A Chess Robot Broke A Kid’s Finger Because They Took Their Turn Too Soon

The first sign of the coming robot apocalypse might just be from a chess-playing artificial intelligence. In a chess match between a nine-year-old boy and his robotic opponent, the robot grabbed the child's finger and crushed it after the boy took his turn a little too quickly.

In a video circulating on social media, you can see the robot placing its piece. The nine-year-old, who's named Christopher, responds quickly in a manner that would certainly have intimidated a human opponent. The robotic arm then seems to descend on the boy's finger with the inexorable force of an unfeeling machine. Christopher's cries of pain bring several adults to the scene who managed to extricate him from the robot's crushing grasp.
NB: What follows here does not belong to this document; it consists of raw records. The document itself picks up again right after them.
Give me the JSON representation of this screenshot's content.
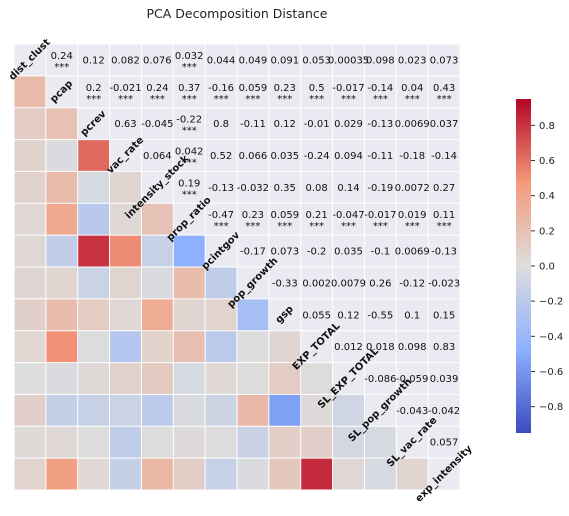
{
  "chart_data": {
    "type": "heatmap",
    "title": "PCA Decomposition Distance",
    "variables": [
      "dist_clust",
      "pcap",
      "pcrev",
      "vac_rate",
      "intensity_stock",
      "prop_ratio",
      "pcintgov",
      "pop_growth",
      "gsp",
      "EXP_TOTAL",
      "SL_EXP_TOTAL",
      "SL_pop_growth",
      "SL_vac_rate",
      "exp_intensity"
    ],
    "upper_cells": [
      {
        "row": 0,
        "col": 1,
        "value": "0.24",
        "sig": "***"
      },
      {
        "row": 0,
        "col": 2,
        "value": "0.12",
        "sig": ""
      },
      {
        "row": 0,
        "col": 3,
        "value": "0.082",
        "sig": ""
      },
      {
        "row": 0,
        "col": 4,
        "value": "0.076",
        "sig": ""
      },
      {
        "row": 0,
        "col": 5,
        "value": "0.032",
        "sig": "***"
      },
      {
        "row": 0,
        "col": 6,
        "value": "0.044",
        "sig": ""
      },
      {
        "row": 0,
        "col": 7,
        "value": "0.049",
        "sig": ""
      },
      {
        "row": 0,
        "col": 8,
        "value": "0.091",
        "sig": ""
      },
      {
        "row": 0,
        "col": 9,
        "value": "0.053",
        "sig": ""
      },
      {
        "row": 0,
        "col": 10,
        "value": "0.00035",
        "sig": ""
      },
      {
        "row": 0,
        "col": 11,
        "value": "0.098",
        "sig": ""
      },
      {
        "row": 0,
        "col": 12,
        "value": "0.023",
        "sig": ""
      },
      {
        "row": 0,
        "col": 13,
        "value": "0.073",
        "sig": ""
      },
      {
        "row": 1,
        "col": 2,
        "value": "0.2",
        "sig": "***"
      },
      {
        "row": 1,
        "col": 3,
        "value": "-0.021",
        "sig": "***"
      },
      {
        "row": 1,
        "col": 4,
        "value": "0.24",
        "sig": "***"
      },
      {
        "row": 1,
        "col": 5,
        "value": "0.37",
        "sig": "***"
      },
      {
        "row": 1,
        "col": 6,
        "value": "-0.16",
        "sig": "***"
      },
      {
        "row": 1,
        "col": 7,
        "value": "0.059",
        "sig": "***"
      },
      {
        "row": 1,
        "col": 8,
        "value": "0.23",
        "sig": "***"
      },
      {
        "row": 1,
        "col": 9,
        "value": "0.5",
        "sig": "***"
      },
      {
        "row": 1,
        "col": 10,
        "value": "-0.017",
        "sig": "***"
      },
      {
        "row": 1,
        "col": 11,
        "value": "-0.14",
        "sig": "***"
      },
      {
        "row": 1,
        "col": 12,
        "value": "0.04",
        "sig": "***"
      },
      {
        "row": 1,
        "col": 13,
        "value": "0.43",
        "sig": "***"
      },
      {
        "row": 2,
        "col": 3,
        "value": "0.63",
        "sig": ""
      },
      {
        "row": 2,
        "col": 4,
        "value": "-0.045",
        "sig": ""
      },
      {
        "row": 2,
        "col": 5,
        "value": "-0.22",
        "sig": "***"
      },
      {
        "row": 2,
        "col": 6,
        "value": "0.8",
        "sig": ""
      },
      {
        "row": 2,
        "col": 7,
        "value": "-0.11",
        "sig": ""
      },
      {
        "row": 2,
        "col": 8,
        "value": "0.12",
        "sig": ""
      },
      {
        "row": 2,
        "col": 9,
        "value": "-0.01",
        "sig": ""
      },
      {
        "row": 2,
        "col": 10,
        "value": "0.029",
        "sig": ""
      },
      {
        "row": 2,
        "col": 11,
        "value": "-0.13",
        "sig": ""
      },
      {
        "row": 2,
        "col": 12,
        "value": "0.0069",
        "sig": ""
      },
      {
        "row": 2,
        "col": 13,
        "value": "0.037",
        "sig": ""
      },
      {
        "row": 3,
        "col": 4,
        "value": "0.064",
        "sig": ""
      },
      {
        "row": 3,
        "col": 5,
        "value": "0.042",
        "sig": "***"
      },
      {
        "row": 3,
        "col": 6,
        "value": "0.52",
        "sig": ""
      },
      {
        "row": 3,
        "col": 7,
        "value": "0.066",
        "sig": ""
      },
      {
        "row": 3,
        "col": 8,
        "value": "0.035",
        "sig": ""
      },
      {
        "row": 3,
        "col": 9,
        "value": "-0.24",
        "sig": ""
      },
      {
        "row": 3,
        "col": 10,
        "value": "0.094",
        "sig": ""
      },
      {
        "row": 3,
        "col": 11,
        "value": "-0.11",
        "sig": ""
      },
      {
        "row": 3,
        "col": 12,
        "value": "-0.18",
        "sig": ""
      },
      {
        "row": 3,
        "col": 13,
        "value": "-0.14",
        "sig": ""
      },
      {
        "row": 4,
        "col": 5,
        "value": "0.19",
        "sig": "***"
      },
      {
        "row": 4,
        "col": 6,
        "value": "-0.13",
        "sig": ""
      },
      {
        "row": 4,
        "col": 7,
        "value": "-0.032",
        "sig": ""
      },
      {
        "row": 4,
        "col": 8,
        "value": "0.35",
        "sig": ""
      },
      {
        "row": 4,
        "col": 9,
        "value": "0.08",
        "sig": ""
      },
      {
        "row": 4,
        "col": 10,
        "value": "0.14",
        "sig": ""
      },
      {
        "row": 4,
        "col": 11,
        "value": "-0.19",
        "sig": ""
      },
      {
        "row": 4,
        "col": 12,
        "value": "0.0072",
        "sig": ""
      },
      {
        "row": 4,
        "col": 13,
        "value": "0.27",
        "sig": ""
      },
      {
        "row": 5,
        "col": 6,
        "value": "-0.47",
        "sig": "***"
      },
      {
        "row": 5,
        "col": 7,
        "value": "0.23",
        "sig": "***"
      },
      {
        "row": 5,
        "col": 8,
        "value": "0.059",
        "sig": "***"
      },
      {
        "row": 5,
        "col": 9,
        "value": "0.21",
        "sig": "***"
      },
      {
        "row": 5,
        "col": 10,
        "value": "-0.047",
        "sig": "***"
      },
      {
        "row": 5,
        "col": 11,
        "value": "-0.017",
        "sig": "***"
      },
      {
        "row": 5,
        "col": 12,
        "value": "0.019",
        "sig": "***"
      },
      {
        "row": 5,
        "col": 13,
        "value": "0.11",
        "sig": "***"
      },
      {
        "row": 6,
        "col": 7,
        "value": "-0.17",
        "sig": ""
      },
      {
        "row": 6,
        "col": 8,
        "value": "0.073",
        "sig": ""
      },
      {
        "row": 6,
        "col": 9,
        "value": "-0.2",
        "sig": ""
      },
      {
        "row": 6,
        "col": 10,
        "value": "0.035",
        "sig": ""
      },
      {
        "row": 6,
        "col": 11,
        "value": "-0.1",
        "sig": ""
      },
      {
        "row": 6,
        "col": 12,
        "value": "0.0069",
        "sig": ""
      },
      {
        "row": 6,
        "col": 13,
        "value": "-0.13",
        "sig": ""
      },
      {
        "row": 7,
        "col": 8,
        "value": "-0.33",
        "sig": ""
      },
      {
        "row": 7,
        "col": 9,
        "value": "0.002",
        "sig": ""
      },
      {
        "row": 7,
        "col": 10,
        "value": "0.0079",
        "sig": ""
      },
      {
        "row": 7,
        "col": 11,
        "value": "0.26",
        "sig": ""
      },
      {
        "row": 7,
        "col": 12,
        "value": "-0.12",
        "sig": ""
      },
      {
        "row": 7,
        "col": 13,
        "value": "-0.023",
        "sig": ""
      },
      {
        "row": 8,
        "col": 9,
        "value": "0.055",
        "sig": ""
      },
      {
        "row": 8,
        "col": 10,
        "value": "0.12",
        "sig": ""
      },
      {
        "row": 8,
        "col": 11,
        "value": "-0.55",
        "sig": ""
      },
      {
        "row": 8,
        "col": 12,
        "value": "0.1",
        "sig": ""
      },
      {
        "row": 8,
        "col": 13,
        "value": "0.15",
        "sig": ""
      },
      {
        "row": 9,
        "col": 10,
        "value": "0.012",
        "sig": ""
      },
      {
        "row": 9,
        "col": 11,
        "value": "0.018",
        "sig": ""
      },
      {
        "row": 9,
        "col": 12,
        "value": "0.098",
        "sig": ""
      },
      {
        "row": 9,
        "col": 13,
        "value": "0.83",
        "sig": ""
      },
      {
        "row": 10,
        "col": 11,
        "value": "-0.086",
        "sig": ""
      },
      {
        "row": 10,
        "col": 12,
        "value": "-0.059",
        "sig": ""
      },
      {
        "row": 10,
        "col": 13,
        "value": "0.039",
        "sig": ""
      },
      {
        "row": 11,
        "col": 12,
        "value": "-0.043",
        "sig": ""
      },
      {
        "row": 11,
        "col": 13,
        "value": "-0.042",
        "sig": ""
      },
      {
        "row": 12,
        "col": 13,
        "value": "0.057",
        "sig": ""
      }
    ],
    "colorbar": {
      "min": -0.95,
      "max": 0.95,
      "ticks": [
        "0.8",
        "0.6",
        "0.4",
        "0.2",
        "0.0",
        "−0.2",
        "−0.4",
        "−0.6",
        "−0.8"
      ],
      "tick_values": [
        0.8,
        0.6,
        0.4,
        0.2,
        0.0,
        -0.2,
        -0.4,
        -0.6,
        -0.8
      ],
      "colormap": "coolwarm"
    },
    "grid": true,
    "colors": {
      "background": "#eaeaf2",
      "low": "#3b4cc0",
      "mid": "#dddddd",
      "high": "#b40426"
    }
  }
}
"The robot broke the child’s finger," said Sergey Lazarev, president of the Moscow Chess Federation (via The Guardian). "This is of course bad."

The incident occurred at the Moscow Open on July 19. According to Lazarev, Christopher seemed to recover quickly. Despite a plaster cast on the boy's finger, he still returned to finish the tournament and even helped record other players' moves. The parents, however, are seeking legal counsel.

Speaking to Russian news agency BAZA, Russian Chess Federation vice president Sergey Smagin said that the situation was "a coincidence" and that the robot–which can play up to three matches simultaneously–was absolutely safe. He also seemed to imply that Christopher disregarded precautions for playing against a robotic opponent.

"There are certain safety rules and the child, apparently, violated them. When he made his move, he did not realize he first had to wait," Smagin said. "This is an extremely rare case, the first I can recall."

A recent release might preview a world where robots have taken over. Stray is all about a cat that's trying to find its family in a cyberpunk metropolis full of artificial constructs. The robots themselves are remarkably humanlike in their mannerisms, including a need to consume sustenance. One of the dishes they eat is called RAMen, which seems to be made of actual RAM sticks floating in broth.